13. A rotary machine for applying fluid material within fastener nut comprising:

a rotating turntable forming at least one peripheral notch therebetween for positioning said nut,

at least one cylinder having a first and second opened end and an internal bore, said cylinder attached to said turntable,

means for positioning the internal bore of said nut in registry with said cylinder internal bore,

a first plunger disposed within said cylinder bore adjacent said first opened end, said first plunger further having a cam follower,

an elongated probe connected to said first plunger and movable therewith having a bore therein and at least one radially opening material discharge port communicating with said bore,

means for supplying said fluid material to said probe bore,

a non-rotating cam surface communicating with said cam follower causing said first plunger to move between a first position to a second inserted position as said turntable is rotated, said probe extending from said cylinder second opened end when said first plunger is in said second position,

valve means having a valve stem protruding from said probe, said valve stem movable between a first material shutoff position to a second depressed position at which said fluid material is permitted to flow from said probe discharge port,

a second plunger disposed within said cylinder and positioned between said first plunger and said cylinder second opened end, said second plunger having an internal bore which closely receives said probe,

stop means operatively associated with said turntable such that when said first plunger is in said first position, said nut is insertable within said notch and wherein as said plunger is moved to said second position, said probe is inserted within said nut internal cavity and said valve stem is depressed against said stop means thereby causing said fluid material to flow through said probe discharge port onto said internal cavity of said workpiece, and

biasing means biasing said second plunger toward a first position wherein said second plunger is withdrawn into said cylinder bore adjacent said second opened end when said plunger is in its first position toward a second position extended from said cylinder second opened end when said first plunger is in its second position, said second plunger thereby clamping said nut when said material flows from said ports, and said second plunger thereby extending from said cylinder second opened end when said nut is not present thereby closing off said discharge port and preventing material flow when said nut is absent.

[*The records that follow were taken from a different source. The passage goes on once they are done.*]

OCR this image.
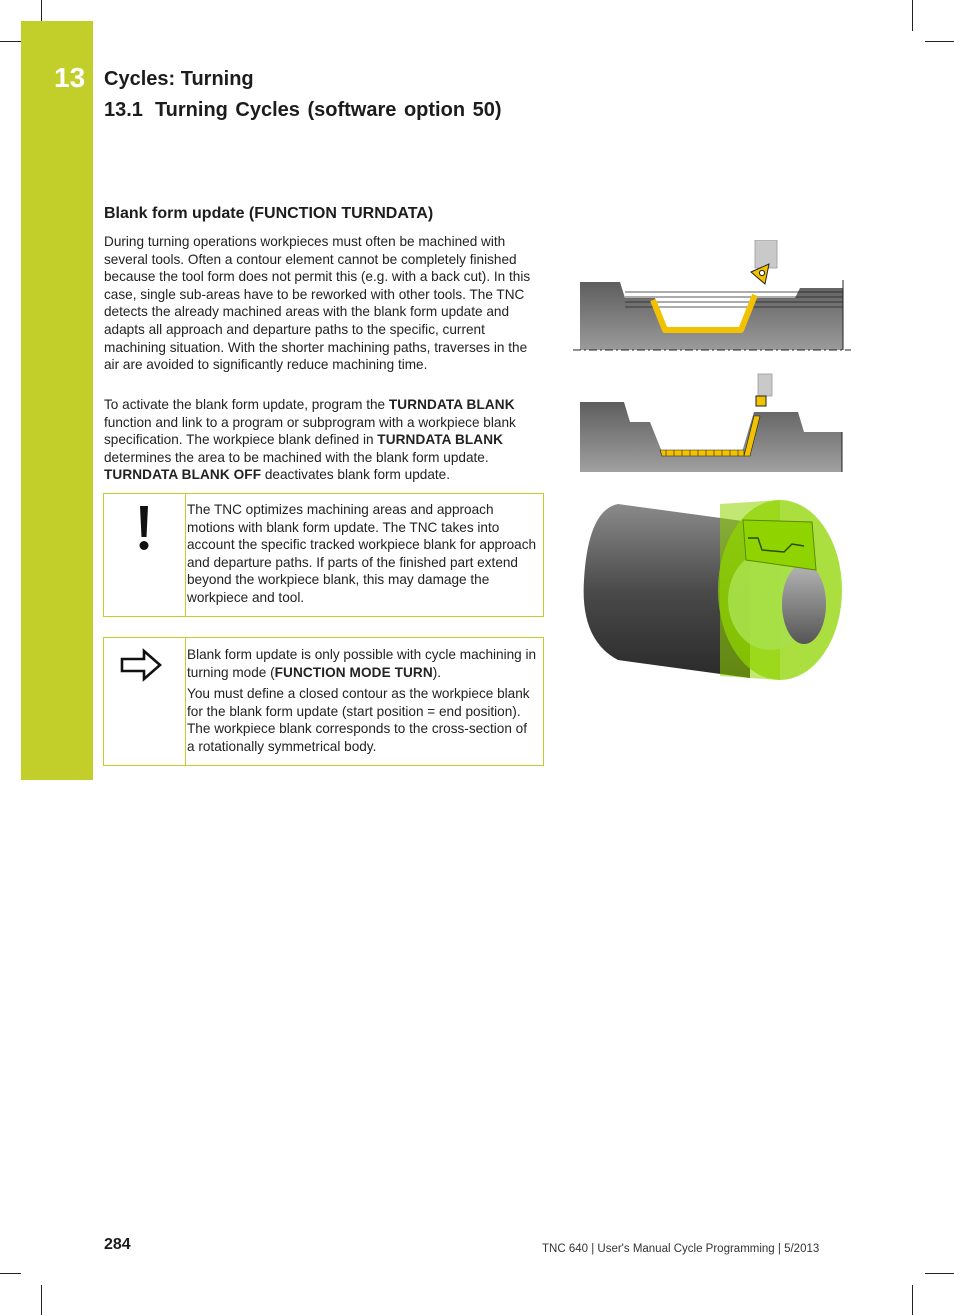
13 Cycles: Turning
13.1 Turning Cycles (software option 50)
Blank form update (FUNCTION TURNDATA)

During turning operations workpieces must often be machined with several tools. Often a contour element cannot be completely finished because the tool form does not permit this (e.g. with a back cut). In this case, single sub-areas have to be reworked with other tools. The TNC detects the already machined areas with the blank form update and adapts all approach and departure paths to the specific, current machining situation. With the shorter machining paths, traverses in the air are avoided to significantly reduce machining time.

To activate the blank form update, program the TURNDATA BLANK function and link to a program or subprogram with a workpiece blank specification. The workpiece blank defined in TURNDATA BLANK determines the area to be machined with the blank form update. TURNDATA BLANK OFF deactivates blank form update.

The TNC optimizes machining areas and approach motions with blank form update. The TNC takes into account the specific tracked workpiece blank for approach and departure paths. If parts of the finished part extend beyond the workpiece blank, this may damage the workpiece and tool.

Blank form update is only possible with cycle machining in turning mode (FUNCTION MODE TURN).

You must define a closed contour as the workpiece blank for the blank form update (start position = end position). The workpiece blank corresponds to the cross-section of a rotationally symmetrical body.

284	TNC 640 | User's Manual Cycle Programming | 5/2013
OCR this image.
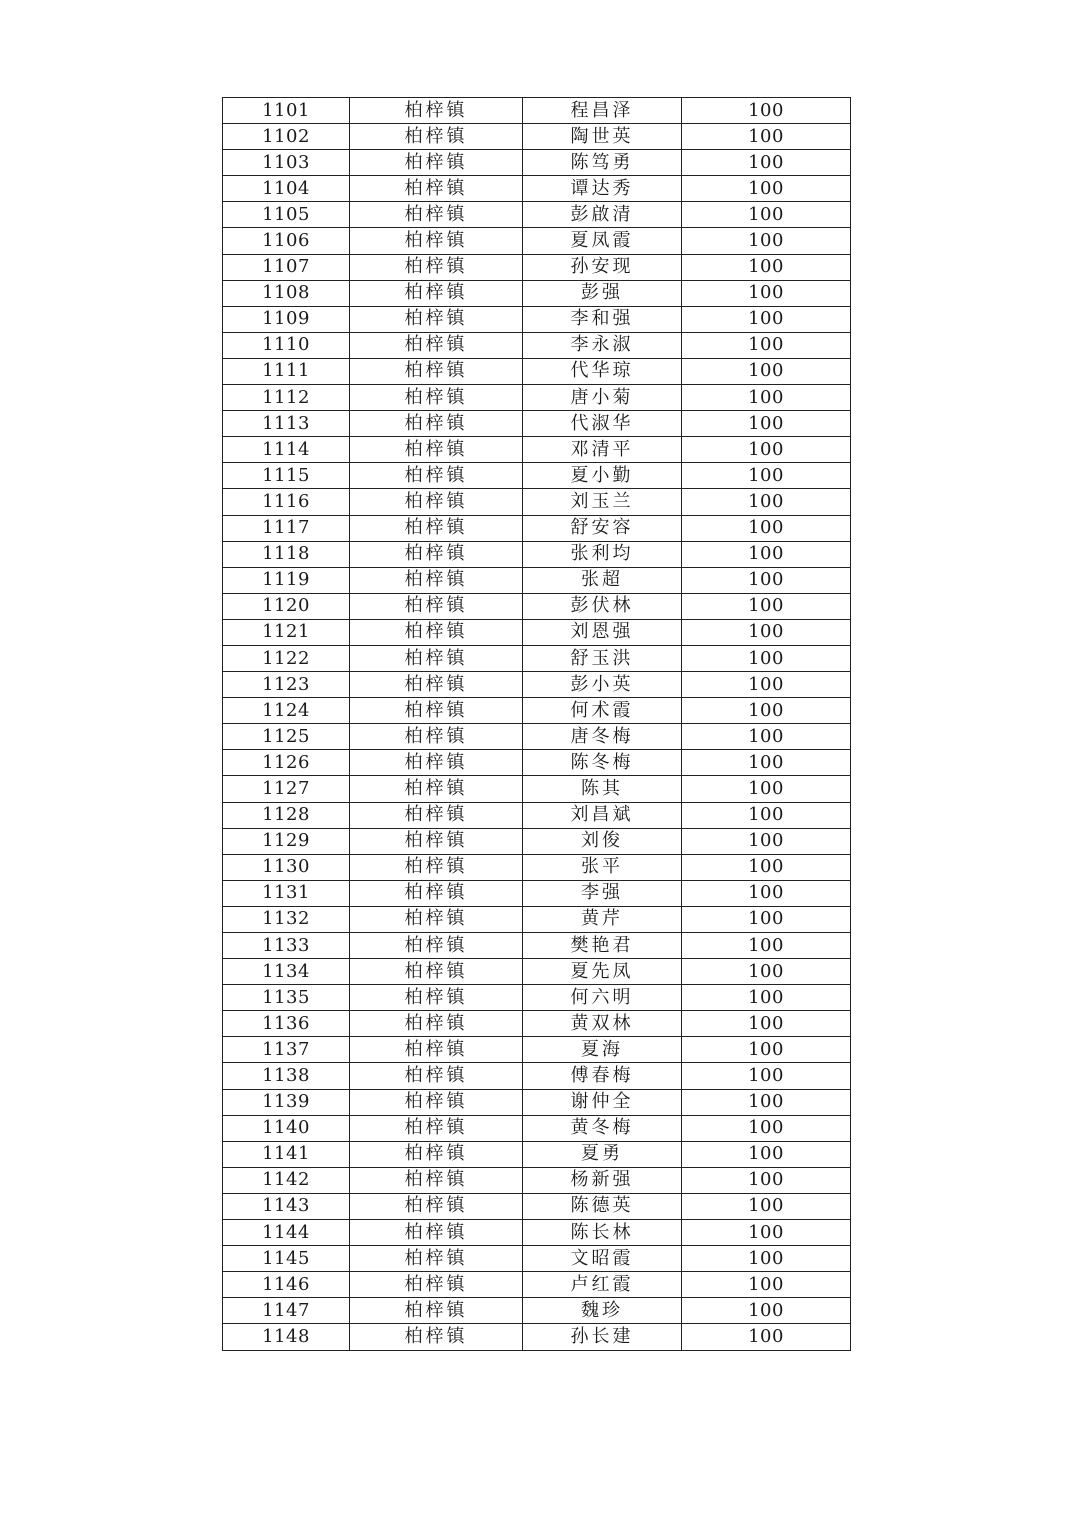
1101	柏梓镇	程昌泽	100
1102	柏梓镇	陶世英	100
1103	柏梓镇	陈笃勇	100
1104	柏梓镇	谭达秀	100
1105	柏梓镇	彭啟清	100
1106	柏梓镇	夏凤霞	100
1107	柏梓镇	孙安现	100
1108	柏梓镇	彭强	100
1109	柏梓镇	李和强	100
1110	柏梓镇	李永淑	100
1111	柏梓镇	代华琼	100
1112	柏梓镇	唐小菊	100
1113	柏梓镇	代淑华	100
1114	柏梓镇	邓清平	100
1115	柏梓镇	夏小勤	100
1116	柏梓镇	刘玉兰	100
1117	柏梓镇	舒安容	100
1118	柏梓镇	张利均	100
1119	柏梓镇	张超	100
1120	柏梓镇	彭伏林	100
1121	柏梓镇	刘恩强	100
1122	柏梓镇	舒玉洪	100
1123	柏梓镇	彭小英	100
1124	柏梓镇	何术霞	100
1125	柏梓镇	唐冬梅	100
1126	柏梓镇	陈冬梅	100
1127	柏梓镇	陈其	100
1128	柏梓镇	刘昌斌	100
1129	柏梓镇	刘俊	100
1130	柏梓镇	张平	100
1131	柏梓镇	李强	100
1132	柏梓镇	黄芹	100
1133	柏梓镇	樊艳君	100
1134	柏梓镇	夏先凤	100
1135	柏梓镇	何六明	100
1136	柏梓镇	黄双林	100
1137	柏梓镇	夏海	100
1138	柏梓镇	傅春梅	100
1139	柏梓镇	谢仲全	100
1140	柏梓镇	黄冬梅	100
1141	柏梓镇	夏勇	100
1142	柏梓镇	杨新强	100
1143	柏梓镇	陈德英	100
1144	柏梓镇	陈长林	100
1145	柏梓镇	文昭霞	100
1146	柏梓镇	卢红霞	100
1147	柏梓镇	魏珍	100
1148	柏梓镇	孙长建	100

14. The rotary machine according to claim 13 wherein a plurality of said cylinders are provided and are attached to said turntable such that a plurality of said nuts are retained within said notches simultaneously.

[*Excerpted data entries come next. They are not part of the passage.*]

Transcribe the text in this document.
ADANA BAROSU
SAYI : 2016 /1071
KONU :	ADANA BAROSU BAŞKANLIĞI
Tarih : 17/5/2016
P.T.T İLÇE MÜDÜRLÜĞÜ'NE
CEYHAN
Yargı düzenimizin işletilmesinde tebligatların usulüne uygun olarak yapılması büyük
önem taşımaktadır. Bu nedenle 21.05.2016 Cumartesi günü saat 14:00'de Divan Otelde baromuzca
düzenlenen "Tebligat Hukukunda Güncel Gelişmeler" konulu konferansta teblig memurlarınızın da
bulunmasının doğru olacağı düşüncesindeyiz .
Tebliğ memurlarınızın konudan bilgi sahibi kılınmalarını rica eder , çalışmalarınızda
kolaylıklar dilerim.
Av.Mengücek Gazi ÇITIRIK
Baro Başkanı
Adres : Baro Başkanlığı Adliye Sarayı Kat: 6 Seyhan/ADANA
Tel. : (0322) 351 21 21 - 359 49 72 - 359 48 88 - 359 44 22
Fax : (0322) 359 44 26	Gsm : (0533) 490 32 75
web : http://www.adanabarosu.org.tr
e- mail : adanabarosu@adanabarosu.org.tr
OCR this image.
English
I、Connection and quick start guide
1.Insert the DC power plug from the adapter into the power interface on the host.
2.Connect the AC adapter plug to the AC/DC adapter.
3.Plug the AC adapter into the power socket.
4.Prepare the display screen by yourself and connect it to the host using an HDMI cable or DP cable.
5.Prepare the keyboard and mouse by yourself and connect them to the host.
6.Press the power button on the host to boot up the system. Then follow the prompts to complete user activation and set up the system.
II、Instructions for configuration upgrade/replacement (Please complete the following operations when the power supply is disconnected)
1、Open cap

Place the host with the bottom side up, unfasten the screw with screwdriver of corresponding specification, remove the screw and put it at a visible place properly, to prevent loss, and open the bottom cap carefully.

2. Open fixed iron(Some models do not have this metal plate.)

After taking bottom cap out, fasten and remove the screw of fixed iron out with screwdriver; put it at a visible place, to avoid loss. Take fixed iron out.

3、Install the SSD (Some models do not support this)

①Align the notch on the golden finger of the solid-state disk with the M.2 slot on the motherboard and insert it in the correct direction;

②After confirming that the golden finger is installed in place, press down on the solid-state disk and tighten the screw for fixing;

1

15. The rotary machine according to claim 13 wherein said valve means comprises a plug attached to said valve stem disposed within said probe bore, said probe bore being stepped thereby forming an annular shoulder between bore sections, wherein in said first valve stem position said plug seals against said shoulder, and in said second depressed position said plug is forced from contact with said shoulder thereby permitting said material to flow within said probe bore.

16. The rotary machine according to claim 13 wherein said stop means comprises a second cylinder having an internal bore, an internally disposed plunger in said bore, and biasing means biasing said plunger within said bore.